Un modèle maître numérique pourra ainsi être généré et la passivité du résultat validée par un essayage d’une clé en plâtre conçue numériquement puis usinée. Il a été choisi de réaliser ces clés par usinage plutôt que de manière conventionnelle afin de s’affranchir des erreurs liées à l’impression 3D d’un modèle ou de la fabrication manuelle d’une clé (Fig. 14). Tous les tests réalisés sur cette série de huit cas ont confirmé la passivité du modèle numérique ainsi obtenu, confirmant la fiabilité de la technique (Fig. 15). Elle permet d’offrir une alternative fiable et économique à l’enregistrement numérique d’un modèle maître dans le cadre d’une réhabilitation globale implantaire mais elle autorise surtout une intégration simplifiée des données tridimensionnelles supplémentaires issues des différents enregistrements esthétiques (scanner facial) et fonctionnelles (Modjaw®). Il alors aisé de reconstituer un avatar numérique dans lequel plusieurs essayages virtuels seront possibles (Fig. 16). En flux numériques, ces essayages consisteront en l’impression 3D de maquettes monobloc qui permettront de confirmer la passivité au vissage, l’esthétique, mais également l’occlusion de façon fiable sans craindre une mobilité des dents montées sur cire (Fig. 17). La prothèse d’usage sera ensuite réalisée par usinage afin, notamment, de conserver l’anatomie occlusale conçue, affinée, et validée numériquement.

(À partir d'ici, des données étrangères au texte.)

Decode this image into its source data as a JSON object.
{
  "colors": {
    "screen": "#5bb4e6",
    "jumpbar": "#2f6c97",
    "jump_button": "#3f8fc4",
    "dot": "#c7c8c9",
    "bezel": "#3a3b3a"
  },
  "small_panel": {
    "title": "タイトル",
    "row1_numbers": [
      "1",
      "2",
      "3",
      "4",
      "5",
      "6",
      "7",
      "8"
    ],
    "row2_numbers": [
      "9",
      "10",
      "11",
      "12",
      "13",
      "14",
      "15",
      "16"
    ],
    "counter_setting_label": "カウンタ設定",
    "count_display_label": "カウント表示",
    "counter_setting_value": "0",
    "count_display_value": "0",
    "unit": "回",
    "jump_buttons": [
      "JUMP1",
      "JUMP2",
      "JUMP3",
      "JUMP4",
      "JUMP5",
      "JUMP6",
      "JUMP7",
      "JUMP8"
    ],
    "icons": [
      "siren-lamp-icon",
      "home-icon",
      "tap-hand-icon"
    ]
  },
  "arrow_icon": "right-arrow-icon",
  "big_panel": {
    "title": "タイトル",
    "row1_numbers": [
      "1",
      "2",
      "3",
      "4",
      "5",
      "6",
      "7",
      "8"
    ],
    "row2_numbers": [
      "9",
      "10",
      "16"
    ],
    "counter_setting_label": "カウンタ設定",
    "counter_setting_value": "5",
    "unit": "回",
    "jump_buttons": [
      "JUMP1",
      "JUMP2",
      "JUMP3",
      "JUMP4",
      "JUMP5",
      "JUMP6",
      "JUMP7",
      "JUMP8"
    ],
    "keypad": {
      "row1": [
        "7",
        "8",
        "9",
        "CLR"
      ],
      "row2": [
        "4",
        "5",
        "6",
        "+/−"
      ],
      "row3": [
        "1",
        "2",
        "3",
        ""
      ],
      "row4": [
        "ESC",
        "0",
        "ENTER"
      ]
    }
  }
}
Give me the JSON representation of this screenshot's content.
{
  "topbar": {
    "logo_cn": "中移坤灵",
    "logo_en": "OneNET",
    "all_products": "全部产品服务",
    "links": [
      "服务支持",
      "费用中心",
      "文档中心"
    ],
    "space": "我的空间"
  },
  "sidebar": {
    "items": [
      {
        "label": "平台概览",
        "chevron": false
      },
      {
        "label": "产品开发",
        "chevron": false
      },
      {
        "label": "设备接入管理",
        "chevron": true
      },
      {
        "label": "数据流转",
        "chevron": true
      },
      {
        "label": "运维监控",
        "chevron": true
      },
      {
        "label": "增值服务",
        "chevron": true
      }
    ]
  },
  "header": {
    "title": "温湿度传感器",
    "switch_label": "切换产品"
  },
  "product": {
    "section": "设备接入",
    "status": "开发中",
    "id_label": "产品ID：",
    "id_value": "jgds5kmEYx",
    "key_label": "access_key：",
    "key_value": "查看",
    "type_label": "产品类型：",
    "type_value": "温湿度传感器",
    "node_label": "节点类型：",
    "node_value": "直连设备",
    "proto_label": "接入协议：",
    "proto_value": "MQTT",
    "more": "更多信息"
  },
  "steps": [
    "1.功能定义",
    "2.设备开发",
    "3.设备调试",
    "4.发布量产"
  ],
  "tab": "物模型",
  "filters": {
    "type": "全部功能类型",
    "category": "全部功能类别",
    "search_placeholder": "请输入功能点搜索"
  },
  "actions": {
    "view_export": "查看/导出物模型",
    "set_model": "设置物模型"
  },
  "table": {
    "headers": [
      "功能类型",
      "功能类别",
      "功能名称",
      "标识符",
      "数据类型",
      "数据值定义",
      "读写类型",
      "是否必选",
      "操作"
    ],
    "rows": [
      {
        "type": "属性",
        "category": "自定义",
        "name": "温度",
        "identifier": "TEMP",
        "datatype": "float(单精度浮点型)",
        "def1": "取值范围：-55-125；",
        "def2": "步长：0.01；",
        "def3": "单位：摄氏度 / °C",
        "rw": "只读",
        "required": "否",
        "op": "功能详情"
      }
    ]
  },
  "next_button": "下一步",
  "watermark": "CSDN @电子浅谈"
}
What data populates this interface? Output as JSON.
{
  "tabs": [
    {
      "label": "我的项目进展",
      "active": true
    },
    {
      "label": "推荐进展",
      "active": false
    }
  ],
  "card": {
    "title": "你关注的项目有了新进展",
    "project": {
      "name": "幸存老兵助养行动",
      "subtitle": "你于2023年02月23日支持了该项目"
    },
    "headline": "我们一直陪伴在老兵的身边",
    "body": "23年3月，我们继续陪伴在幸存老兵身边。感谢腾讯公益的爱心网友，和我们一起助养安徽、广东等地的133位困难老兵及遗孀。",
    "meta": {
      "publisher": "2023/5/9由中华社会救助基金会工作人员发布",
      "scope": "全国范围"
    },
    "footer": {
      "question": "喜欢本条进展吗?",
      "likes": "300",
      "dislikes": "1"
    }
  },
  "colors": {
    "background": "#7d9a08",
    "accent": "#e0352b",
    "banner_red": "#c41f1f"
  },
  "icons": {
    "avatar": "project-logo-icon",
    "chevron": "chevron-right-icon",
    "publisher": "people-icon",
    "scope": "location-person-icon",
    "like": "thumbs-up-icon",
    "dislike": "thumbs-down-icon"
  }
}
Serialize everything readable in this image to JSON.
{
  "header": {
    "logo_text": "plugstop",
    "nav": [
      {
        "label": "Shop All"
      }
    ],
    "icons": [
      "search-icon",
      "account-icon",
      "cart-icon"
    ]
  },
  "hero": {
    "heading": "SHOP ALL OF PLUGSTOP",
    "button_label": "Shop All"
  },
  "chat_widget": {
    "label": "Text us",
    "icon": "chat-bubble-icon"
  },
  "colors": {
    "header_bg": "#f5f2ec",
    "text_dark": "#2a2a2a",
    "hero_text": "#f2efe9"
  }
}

Le passage au flux numérique semble aujourd’hui inévitable dans nos cabinets et laboratoire. Celui-ci peut sembler complexe, inatteignable ou encore incomplet pour
certains praticiens, en particulier en prothèse complète implanto portée. Il existe pourtant aujourd’hui des flux numériques viables permettant de remplacer entièrement le flux conventionnel,
mais surtout d’offrir bien plus pour nos patients qu’avec les méthodes traditionnelles : une prédictibilité accrue grâce
à la superposition des données, un temps fauteuil réduit, un confort optimisé pour les patients, etc.
Des efforts restent à faire d’un point de vue économique sur l’acquisition de ces nouveaux outils permettant l’application de ce flux, tout comme sur la capacité des laboratoires à se former pour traiter ces données. Mais le plus grand travail revient au praticien qui doit, comme tout outil, l’apprivoiser pour en tirer le meilleur. De la même façon que nous maitrisons et comprenons aujourd’hui les tenants et aboutissants du flux conventionnel, il nous faut nous approprier le flux numérique de manière scientifique, en comprendre le fonctionnement, afin d’en optimiser l’application.